Я потерял талоны на питание, которые выдавали студентам вместо денег. На целых пятнадцать дней. Уж как вроде бы берег, а проворонил. Просить помощи у отца? Пока письмо доползет до Малозоркальцево, пройдет неделя. Проще ноги в руки и пешкодралом в родимый дом. За сутки можно обернуться в оба конца. Но спасет ли это? Из дома на горбу приволочешь ведро картошки, пару буханок хлеба. Больше пятерки отец не отвалит, зарплата у него с матерью вряд ли превышала, по нынешним меркам, сотню рублей на двоих. А сколько упреков придется выслушать!..

Подметя все закрома и сусеки, наскреб капиталу на пару саек, проглотил их с кипяточком, пробедовал сутки и приуныл. Поплакался закадычному другу Мишке Бобровникову, тот поведал еще одному другу, так докатилась печаль моя до комсорга группы – пышнотелой, златовласой, с ямочками на щеках. Та фурией наскочила на меня:

– Почему молчишь? Пошли в комитет комсомола!

Пришли. Говорила она, я помалкивал. Кто-то из комитетчиков, может, и секретарь, поманив нас, подался к Зайцеву.

Сперва вошел он, потом позвали меня.

– Опять ты? – изумился Зайцев.

– Я отмолчался. Даже глаз на него не поднял.

– Как тебя угораздило? – сердито спросил Зайцев.

– Не знаю.

– Мы его уже прорабатывали, – вмешался комитетчик. – Наподдавали за разгильдяйство. Но калорий в наших внушениях ноль целых и столько же десятых...

Выдали мне талоны...

Тот комсомол, в который я вступал в сороковом году, был для меня надежной гаванью, где при нужде можно было укрыться от житейских бурь и невзгод; там всегда ожидали меня участие, сочувствие и помощь. Комсомол был могучей силой, способной отстоять и защитить. Именно он оросил и обогрел, взрастил и взлелеял семена, зароненные в мою душу отцом.

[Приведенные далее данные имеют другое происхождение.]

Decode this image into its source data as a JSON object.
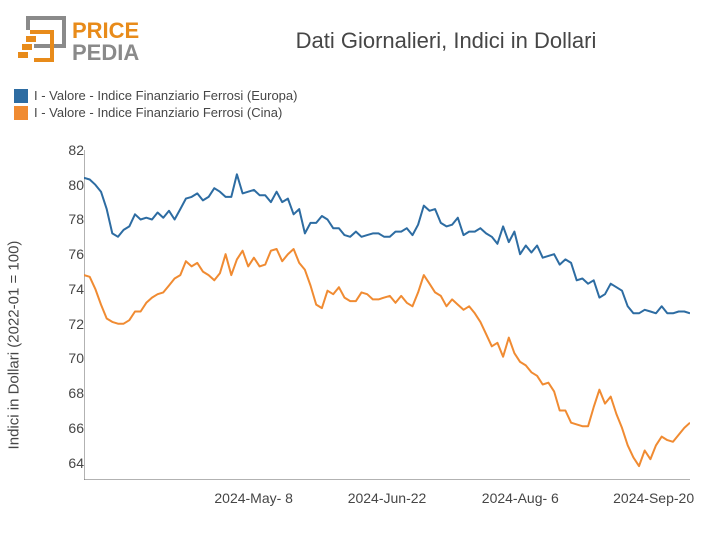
{
  "logo": {
    "text_top": "PRICE",
    "text_bottom": "PEDIA",
    "accent_color": "#e88b1a",
    "gray_color": "#8a8a8a"
  },
  "title": "Dati Giornalieri, Indici in Dollari",
  "legend": [
    {
      "label": "I - Valore - Indice Finanziario Ferrosi (Europa)",
      "color": "#2d6ca2"
    },
    {
      "label": "I - Valore - Indice Finanziario Ferrosi (Cina)",
      "color": "#f08b32"
    }
  ],
  "chart": {
    "type": "line",
    "ylabel": "Indici in Dollari (2022-01 = 100)",
    "ylim": [
      63,
      82
    ],
    "yticks": [
      64,
      66,
      68,
      70,
      72,
      74,
      76,
      78,
      80,
      82
    ],
    "xticks": [
      {
        "pos": 0.28,
        "label": "2024-May- 8"
      },
      {
        "pos": 0.5,
        "label": "2024-Jun-22"
      },
      {
        "pos": 0.72,
        "label": "2024-Aug- 6"
      },
      {
        "pos": 0.94,
        "label": "2024-Sep-20"
      }
    ],
    "axis_color": "#666666",
    "tick_color": "#464646",
    "background_color": "#ffffff",
    "line_width": 2,
    "series": [
      {
        "name": "europa",
        "color": "#2d6ca2",
        "values": [
          80.4,
          80.3,
          80.0,
          79.6,
          78.6,
          77.2,
          77.0,
          77.4,
          77.6,
          78.3,
          78.0,
          78.1,
          78.0,
          78.4,
          78.1,
          78.5,
          78.0,
          78.6,
          79.2,
          79.3,
          79.5,
          79.1,
          79.3,
          79.8,
          79.6,
          79.3,
          79.3,
          80.6,
          79.5,
          79.6,
          79.7,
          79.4,
          79.4,
          79.0,
          79.6,
          79.0,
          79.2,
          78.3,
          78.6,
          77.2,
          77.8,
          77.8,
          78.2,
          78.0,
          77.5,
          77.5,
          77.1,
          77.0,
          77.3,
          77.0,
          77.1,
          77.2,
          77.2,
          77.0,
          77.0,
          77.3,
          77.3,
          77.5,
          77.1,
          77.7,
          78.8,
          78.5,
          78.6,
          77.8,
          77.6,
          77.7,
          78.1,
          77.1,
          77.3,
          77.3,
          77.5,
          77.2,
          77.0,
          76.6,
          77.6,
          76.7,
          77.3,
          76.0,
          76.5,
          76.1,
          76.5,
          75.8,
          75.9,
          76.0,
          75.4,
          75.7,
          75.5,
          74.5,
          74.6,
          74.3,
          74.5,
          73.5,
          73.7,
          74.3,
          74.1,
          73.9,
          73.0,
          72.6,
          72.6,
          72.8,
          72.7,
          72.6,
          73.0,
          72.6,
          72.6,
          72.7,
          72.7,
          72.6
        ]
      },
      {
        "name": "cina",
        "color": "#f08b32",
        "values": [
          74.8,
          74.7,
          74.0,
          73.1,
          72.3,
          72.1,
          72.0,
          72.0,
          72.2,
          72.7,
          72.7,
          73.2,
          73.5,
          73.7,
          73.8,
          74.2,
          74.6,
          74.8,
          75.6,
          75.3,
          75.5,
          75.0,
          74.8,
          74.5,
          74.9,
          76.0,
          74.8,
          75.7,
          76.2,
          75.3,
          75.8,
          75.3,
          75.4,
          76.2,
          76.3,
          75.6,
          76.0,
          76.3,
          75.5,
          75.1,
          74.2,
          73.1,
          72.9,
          73.9,
          73.7,
          74.1,
          73.5,
          73.3,
          73.3,
          73.8,
          73.7,
          73.4,
          73.4,
          73.5,
          73.6,
          73.2,
          73.6,
          73.2,
          73.0,
          73.8,
          74.8,
          74.3,
          73.8,
          73.6,
          73.0,
          73.4,
          73.1,
          72.8,
          73.0,
          72.6,
          72.1,
          71.4,
          70.7,
          70.9,
          70.1,
          71.2,
          70.3,
          69.8,
          69.6,
          69.2,
          69.0,
          68.5,
          68.6,
          68.1,
          67.0,
          67.0,
          66.3,
          66.2,
          66.1,
          66.1,
          67.2,
          68.2,
          67.4,
          67.8,
          66.8,
          66.0,
          65.0,
          64.3,
          63.8,
          64.7,
          64.2,
          65.0,
          65.5,
          65.3,
          65.2,
          65.6,
          66.0,
          66.3
        ]
      }
    ]
  }
}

В любом, самом святом деле всегда сыщутся и негодяи, и подлецы. Наверняка, были они и в том, довоенном комсомоле. Слабости, прегрешения, даже преступления одного, пусть и вожака, и лидера, мыслимо ли вменять в вину всей организаций?..

Я притормаживаю память, сдерживаю чувства; из сонма занимательного, интересного и поучительного в прожитом тщусь выбрать лишь то, что пусть и малым камушком, даже песчинкой-крохотулькой, но ложилось бы в твердь задуманного мною.